Running water is probably the luxury I most take for granted in modern life, and I never seem to realize it until I miscalculate what I need on a bike tour and am panicked at the thought of one of my bottles leaking. I’ve had a couple of close calls and because of those will always err on the side of carrying too much water, despite the extra weight.
Take this one seriously, because dehydration in severe cases can lead to organ failure and even death. And if you run out of water far from sources or people, it can be a challenging situation to remedy.
Most sources recommend drinking one liter (about 32 ounces) for every 1-2 hours of physical activity in moderate climates. Drink more at elevation, in hot weather, or at high exertion levels. This is simple in populated areas or anywhere else with easy access to potable water because you can just fill up your bottles when necessary. But if you’re touring in an arid climate, this can mean carrying enough water for extended periods of time.
There are plenty of other things to carry and many of them are the same as what we’d pack on any trip — clothes, toiletries, headache and stomach medicine, books, a journal, etc. There are also some bicycle-related things that apply to any longer ride. I don’t leave home without a multi-tool with a chain breaker, a spare inner tube and patch kit, and a pump. Flat tires, chain issues, loose bolts, and misaligned brakes are probably among the most common mechanical failures that can leave you stranded, but they are relatively easy to learn to fix roadside with only a couple of basic tools.
Once you’ve figured out all of the things you need and want on your bike tour, you have to figure out how to carry everything. The easiest way is in a backpack, and it is also likely one of the least expensive ways to get started. However, if you’ve ever been backpacking or hiking with a backpack, you know that it can get uncomfortable, especially if you’re carrying a lot of gear, water, and food.
I generally find it more comfortable to move everything off my back and onto the bike, if possible. When you’re ready to make that investment, a rear rack and waterproof panniers will likely cover most of your baggage needs. After that, there are many options of bags and attachment methods and points to consider that can all be fun to research.
Planning an overnight bike tour to visit family in a neighboring city is much different than a multi-day trip through rural stretches of the Sonoran Desert. Not only will there be impacts on all the other planning categories, but there will also be considerations about which roads or paths to take as well as your ability to call someone you know for help.
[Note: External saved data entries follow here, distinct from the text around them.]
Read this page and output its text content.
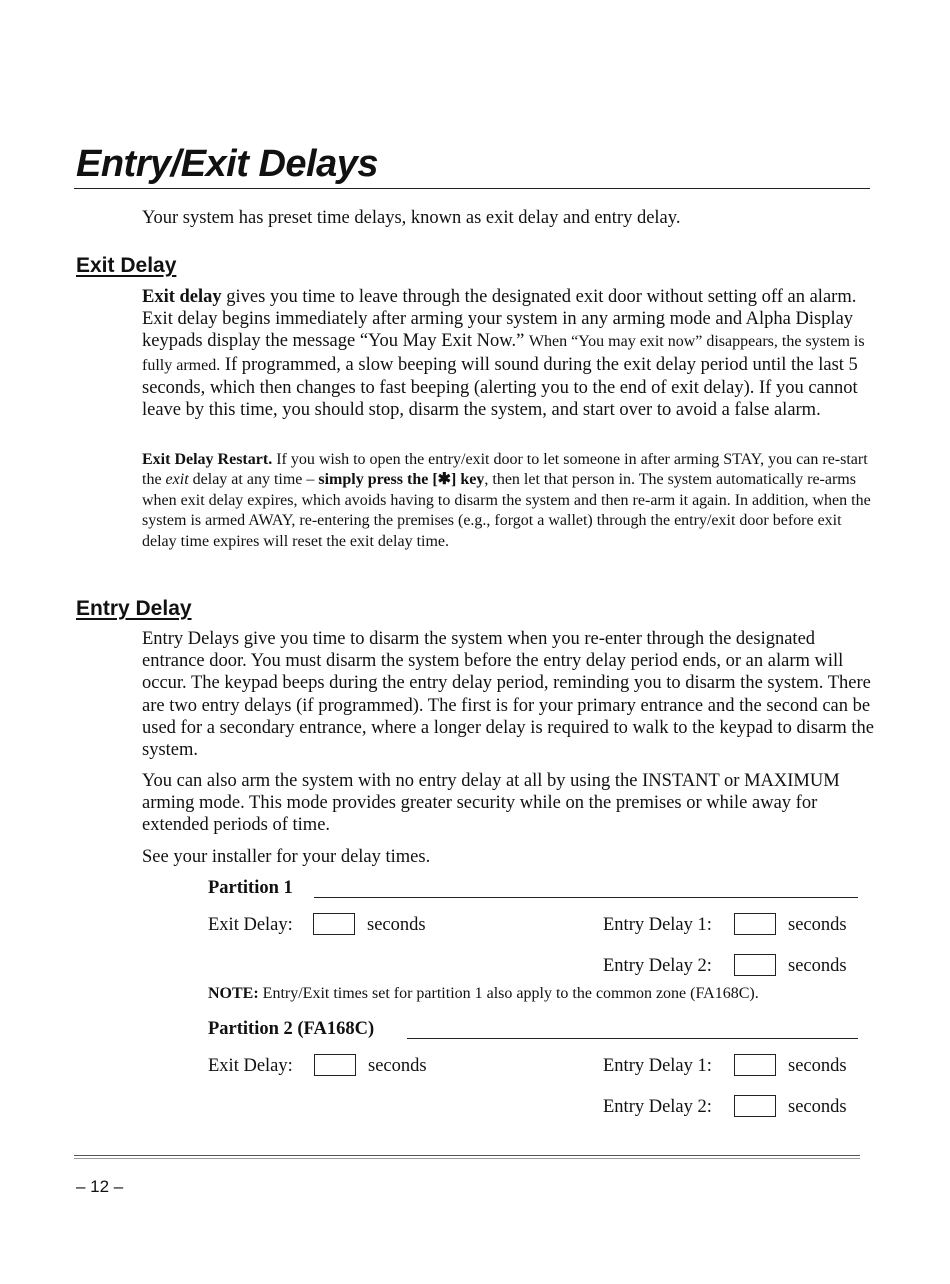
Entry/Exit Delays

Your system has preset time delays, known as exit delay and entry delay.

Exit Delay

Exit delay gives you time to leave through the designated exit door without setting off an alarm. Exit delay begins immediately after arming your system in any arming mode and Alpha Display keypads display the message “You May Exit Now.” When “You may exit now” disappears, the system is fully armed. If programmed, a slow beeping will sound during the exit delay period until the last 5 seconds, which then changes to fast beeping (alerting you to the end of exit delay). If you cannot leave by this time, you should stop, disarm the system, and start over to avoid a false alarm.

Exit Delay Restart. If you wish to open the entry/exit door to let someone in after arming STAY, you can re-start the exit delay at any time – simply press the [✱] key, then let that person in. The system automatically re-arms when exit delay expires, which avoids having to disarm the system and then re-arm it again. In addition, when the system is armed AWAY, re-entering the premises (e.g., forgot a wallet) through the entry/exit door before exit delay time expires will reset the exit delay time.

Entry Delay

Entry Delays give you time to disarm the system when you re-enter through the designated entrance door. You must disarm the system before the entry delay period ends, or an alarm will occur. The keypad beeps during the entry delay period, reminding you to disarm the system. There are two entry delays (if programmed). The first is for your primary entrance and the second can be used for a secondary entrance, where a longer delay is required to walk to the keypad to disarm the system.

You can also arm the system with no entry delay at all by using the INSTANT or MAXIMUM arming mode. This mode provides greater security while on the premises or while away for extended periods of time.

See your installer for your delay times.

Partition 1
Exit Delay:	seconds	Entry Delay 1:	seconds
Entry Delay 2:	seconds
NOTE: Entry/Exit times set for partition 1 also apply to the common zone (FA168C).
Partition 2 (FA168C)
Exit Delay:	seconds	Entry Delay 1:	seconds
Entry Delay 2:	seconds
– 12 –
I have planned many trips using one of the big mapping applications on my cell phone. The bicycle option has generally worked for me, but it does often seem to think that I want to ride on very busy roads that lack good bicycle infrastructure. Alternatively, there are many routes online that have been thoroughly scouted by other bike tourers.
Some of my favorites include Adventure Cycling’s epic routes across the country, which I have found to be incredibly well thought out, researched, and kept up-to-date. If you’re in the US, it is likely that one of those routes passes near your home, and you could plan a trip along a one or two day segment of the route. Adventure Cycling also has a growing list of Short Routes designed specifically for weekend trips.
Putting it all Together
I hope that after reading this, you are inspired to plan your first bike tour around the gear you have access to and your comfort level. The most important thing is to get started with a tour you know you can do and gradually plan more complex or self-supported tours from there. After a few trips, I bet you’ll be feeling more comfortable with pedaling from home to the edges of the earth and around the world.